Creativity and Creation
March 24, 2002
Truth and Beauty
The Sunday of Orthodoxy appears at first sight to be a religious feast that exclusively concerns that segment of Christians, who belong to the Orthodox Church. A more detailed examination, however, persuades us that it is essentially a universal feast during which truth – as the supreme desire and ambition of the human spirit – is honored. Naturally, the variety of human conceptions of truth is such, that we cannot say that we approaching a unified and universal understanding of truth. Nevertheless, we are able to proclaim with conviction that the appreciation that all of us, and almost all people, have about truth is common, given and established. In this respect, Christ’s words, that “you shall know the truth and the truth shall set you free,” are universally accepted, irrespective of the particular religious faith, knowledge and philosophical stance of each person.
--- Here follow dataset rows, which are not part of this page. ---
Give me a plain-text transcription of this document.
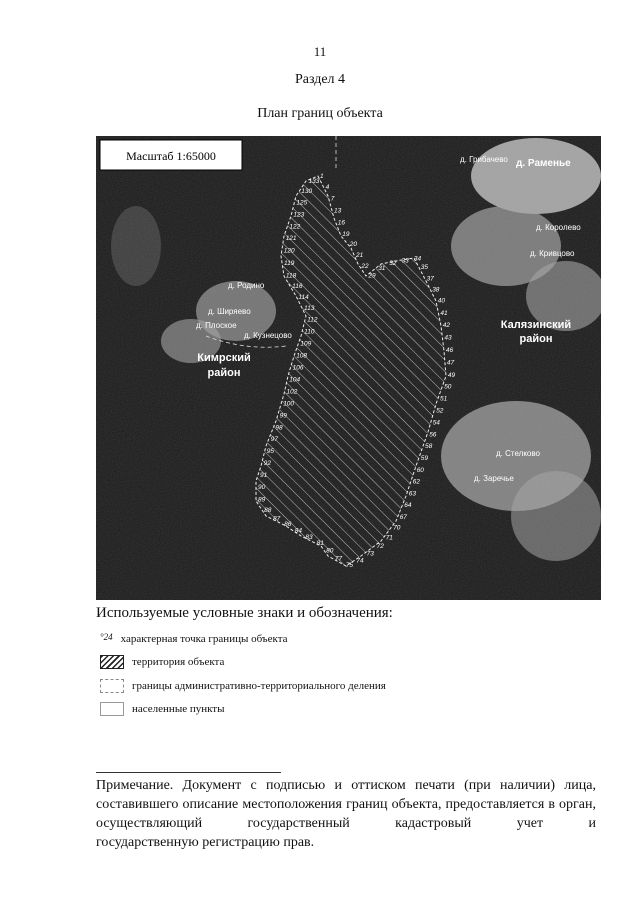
11
Раздел 4
План границ объекта
Масштаб 1:65000	д. Грибачево д. Раменье
д. Королево
д. Кривцово
д. Родино
д. Ширяево
д. Плоское
д. Кузнецово
д. Стелково
д. Заречье
Кимрский
район
Калязинский
район
1
4
7
13
16
19
20
21
22
29
31
32 33 34
35
37
38
40
41
42
43
46
47
49
50
51
52
54
56
58
59
60
62
63
64
67
70
71
72
73
74
75
77
80
81
83
84
86
87
88
89
90
91
92
95
97
98
99
100
102
104
106
108
109
110
112
113
114
116
118
119
120
121
122
123
125
130
133
Используемые условные знаки и обозначения:
°24 характерная точка границы объекта
территория объекта
границы административно-территориального деления
населенные пункты
Примечание. Документ с подписью и оттиском печати (при наличии) лица, составившего описание местоположения границ объекта, предоставляется в орган, осуществляющий государственный кадастровый учет и
государственную регистрацию прав.
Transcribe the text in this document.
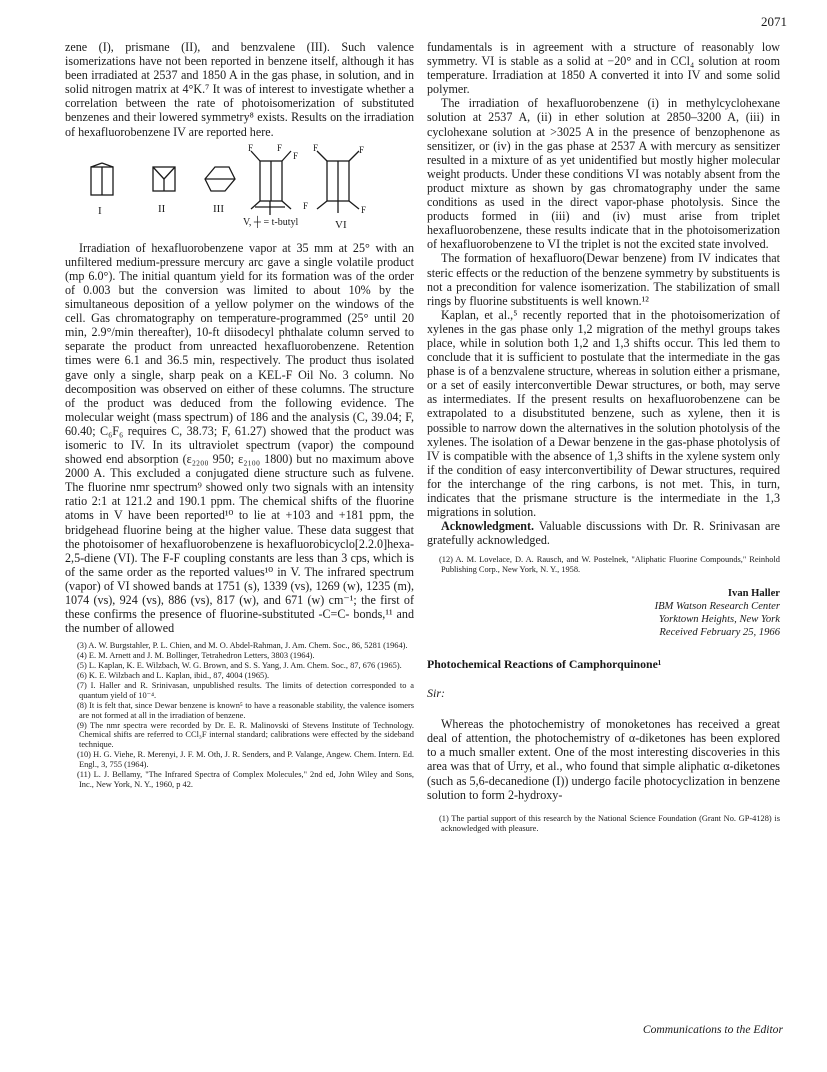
2071

zene (I), prismane (II), and benzvalene (III). Such valence isomerizations have not been reported in benzene itself, although it has been irradiated at 2537 and 1850 A in the gas phase, in solution, and in solid nitrogen matrix at 4°K.⁷ It was of interest to investigate whether a correlation between the rate of photoisomerization of substituted benzenes and their lowered symmetry⁸ exists. Results on the irradiation of hexafluorobenzene IV are reported here.

I	II	III
V, ┼ = t-butyl	VI
F	F
F
F	F
F	F

Irradiation of hexafluorobenzene vapor at 35 mm at 25° with an unfiltered medium-pressure mercury arc gave a single volatile product (mp 6.0°). The initial quantum yield for its formation was of the order of 0.003 but the conversion was limited to about 10% by the simultaneous deposition of a yellow polymer on the windows of the cell. Gas chromatography on temperature-programmed (25° until 20 min, 2.9°/min thereafter), 10-ft diisodecyl phthalate column served to separate the product from unreacted hexafluorobenzene. Retention times were 6.1 and 36.5 min, respectively. The product thus isolated gave only a single, sharp peak on a KEL-F Oil No. 3 column. No decomposition was observed on either of these columns. The structure of the product was deduced from the following evidence. The molecular weight (mass spectrum) of 186 and the analysis (C, 39.04; F, 60.40; C₆F₆ requires C, 38.73; F, 61.27) showed that the product was isomeric to IV. In its ultraviolet spectrum (vapor) the compound showed end absorption (ε₂₂₀₀ 950; ε₂₁₀₀ 1800) but no maximum above 2000 A. This excluded a conjugated diene structure such as fulvene. The fluorine nmr spectrum⁹ showed only two signals with an intensity ratio 2:1 at 121.2 and 190.1 ppm. The chemical shifts of the fluorine atoms in V have been reported¹⁰ to lie at +103 and +181 ppm, the bridgehead fluorine being at the higher value. These data suggest that the photoisomer of hexafluorobenzene is hexafluorobicyclo[2.2.0]hexa-2,5-diene (VI). The F-F coupling constants are less than 3 cps, which is of the same order as the reported values¹⁰ in V. The infrared spectrum (vapor) of VI showed bands at 1751 (s), 1339 (vs), 1269 (w), 1235 (m), 1074 (vs), 924 (vs), 886 (vs), 817 (w), and 671 (w) cm⁻¹; the first of these confirms the presence of fluorine-substituted -C=C- bonds,¹¹ and the number of allowed

(3) A. W. Burgstahler, P. L. Chien, and M. O. Abdel-Rahman, J. Am. Chem. Soc., 86, 5281 (1964).

(4) E. M. Arnett and J. M. Bollinger, Tetrahedron Letters, 3803 (1964).

(5) L. Kaplan, K. E. Wilzbach, W. G. Brown, and S. S. Yang, J. Am. Chem. Soc., 87, 676 (1965).

(6) K. E. Wilzbach and L. Kaplan, ibid., 87, 4004 (1965).

(7) I. Haller and R. Srinivasan, unpublished results. The limits of detection corresponded to a quantum yield of 10⁻⁴.

(8) It is felt that, since Dewar benzene is known⁵ to have a reasonable stability, the valence isomers are not formed at all in the irradiation of benzene.

(9) The nmr spectra were recorded by Dr. E. R. Malinovski of Stevens Institute of Technology. Chemical shifts are referred to CCl₃F internal standard; calibrations were effected by the sideband technique.

(10) H. G. Viehe, R. Merenyi, J. F. M. Oth, J. R. Senders, and P. Valange, Angew. Chem. Intern. Ed. Engl., 3, 755 (1964).

(11) L. J. Bellamy, "The Infrared Spectra of Complex Molecules," 2nd ed, John Wiley and Sons, Inc., New York, N. Y., 1960, p 42.

fundamentals is in agreement with a structure of reasonably low symmetry. VI is stable as a solid at −20° and in CCl₄ solution at room temperature. Irradiation at 1850 A converted it into IV and some solid polymer.

The irradiation of hexafluorobenzene (i) in methylcyclohexane solution at 2537 A, (ii) in ether solution at 2850–3200 A, (iii) in cyclohexane solution at >3025 A in the presence of benzophenone as sensitizer, or (iv) in the gas phase at 2537 A with mercury as sensitizer resulted in a mixture of as yet unidentified but mostly higher molecular weight products. Under these conditions VI was notably absent from the product mixture as shown by gas chromatography under the same conditions as used in the direct vapor-phase photolysis. Since the products formed in (iii) and (iv) must arise from triplet hexafluorobenzene, these results indicate that in the photoisomerization of hexafluorobenzene to VI the triplet is not the excited state involved.

The formation of hexafluoro(Dewar benzene) from IV indicates that steric effects or the reduction of the benzene symmetry by substituents is not a precondition for valence isomerization. The stabilization of small rings by fluorine substituents is well known.¹²

Kaplan, et al.,⁵ recently reported that in the photoisomerization of xylenes in the gas phase only 1,2 migration of the methyl groups takes place, while in solution both 1,2 and 1,3 shifts occur. This led them to conclude that it is sufficient to postulate that the intermediate in the gas phase is of a benzvalene structure, whereas in solution either a prismane, or a set of easily interconvertible Dewar structures, or both, may serve as intermediates. If the present results on hexafluorobenzene can be extrapolated to a disubstituted benzene, such as xylene, then it is possible to narrow down the alternatives in the solution photolysis of the xylenes. The isolation of a Dewar benzene in the gas-phase photolysis of IV is compatible with the absence of 1,3 shifts in the xylene system only if the condition of easy interconvertibility of Dewar structures, required for the interchange of the ring carbons, is not met. This, in turn, indicates that the prismane structure is the intermediate in the 1,3 migrations in solution.

Acknowledgment. Valuable discussions with Dr. R. Srinivasan are gratefully acknowledged.

(12) A. M. Lovelace, D. A. Rausch, and W. Postelnek, "Aliphatic Fluorine Compounds," Reinhold Publishing Corp., New York, N. Y., 1958.

Ivan Haller
IBM Watson Research Center
Yorktown Heights, New York
Received February 25, 1966
Photochemical Reactions of Camphorquinone¹
Sir:

Whereas the photochemistry of monoketones has received a great deal of attention, the photochemistry of α-diketones has been explored to a much smaller extent. One of the most interesting discoveries in this area was that of Urry, et al., who found that simple aliphatic α-diketones (such as 5,6-decanedione (I)) undergo facile photocyclization in benzene solution to form 2-hydroxy-

(1) The partial support of this research by the National Science Foundation (Grant No. GP-4128) is acknowledged with pleasure.

Communications to the Editor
Even skeptics and all manner of agnostics, and in general all those who deny the human potential to approach and experience truth, cannot deny the Aristotelian assertion that humanity naturally thirsts for knowledge. They cannot deny the fact that such a natural attraction toward knowledge reflects or depicts a deeper and innate universal desire to achieve perfect and infallible knowledge of all things. This desire is what we otherwise call the knowledge of truth.
Behold, therefore, we are celebrating today a feast of Orthodox Christians, the feast of Orthodoxy. It is a feast of true opinion, or rather of true knowledge. It is not simply a feast concerning the secular triumph of one segment of people, who believe in certain truths. Rather, it is a universal feast, which emphasizes that any prevalence of a true opinion, or of a true knowledge, is universally profitable and worthy of more general celebration.
More particularly, from a narrow Christian perspective, the predominance of the opinion that the depiction of tangible reality is permissible today becomes a universal possession. For, the transmission of knowledge and the progress of science are not possible today without a form or picture or realistic representation, which the natural world assumes and through which we conceive the same natural world. Of course, we respect and even agree with the religious prohibitions against depicting the invisible Divinity. For, we do not permit imagination to substitute tangible perception. However, we are celebrating to day the possibility of depicting this tangibly perceived reality. In any case, through such depiction, we are able to communicate with one another and to convey knowledge and sentiments to each other.
It is precisely this purpose that is fulfilled by today’s musical reception. Through the universally accepted means of the musical harmony of notes and rhythms, the select composers and performers of the musical creations are conveying to us the truth that all of us share a potential for the common enjoyment of cosmic harmony. We can all enjoy and be grateful for this music. All people are able to delight in common. Therefore, the conception that the joy of wealth of one must correspond to the sorrow or deprivation of another is a delusion that is far removed from truth.
Music and Beauty
Naturally, the narrow-mindedness and greediness of so many people will not comprehend how participation in joy only increases this joy, while the sharing of sorrow only diminishes the sorrow. Yet, the present musical enjoyment confirms that the joy of one person among us can never constitute a hindrance in the joy of another. Indeed, our joint participation in this enjoyment extends the pleasure that we experience, inasmuch as it strikes chords deep within the heart. These chords produce sounds of interpersonal harmony and love, and which also reveal the deeper and archetypal truth that all people are created to coexist, to share in joy and gladness, to live in peace and harmonious co0rdination.
Consequently, the Feast of Orthodoxy reveals to us its universal significance as a celebration of truth. Furthermore, this feast celebrates the affirmation of creation as being very good, inviting us to an understanding of the world that shares in the overall divine harmony and is detached from any dissonance and lack of harmony that result from an extreme and partial emphasis of only certain isolated elements. The natural and environmental balance is necessary for the survival of the world’s ecosystems; but it also leads to a moral balance between individualistic and communal ambitions, which are necessary for the smooth development of social systems.
The truth that sets us free indicates, through this music, that the harmony of our spiritual chords and rhythms is a necessary condition for the audience and delight of social, spiritual and universal harmony. It is for this harmony that we were created and intended. The Great Regulator of this universal harmony, according to whose rhythm the myriad of enormous galaxies as well as the boundless multitude of minuscule cells move, invites us to join in the harmony of the excellent unity of peace, love and truth which it suggests. Let us obey in order to hear ineffable otherworldly words on earth, words heard only by the chosen that ascend to the heavens.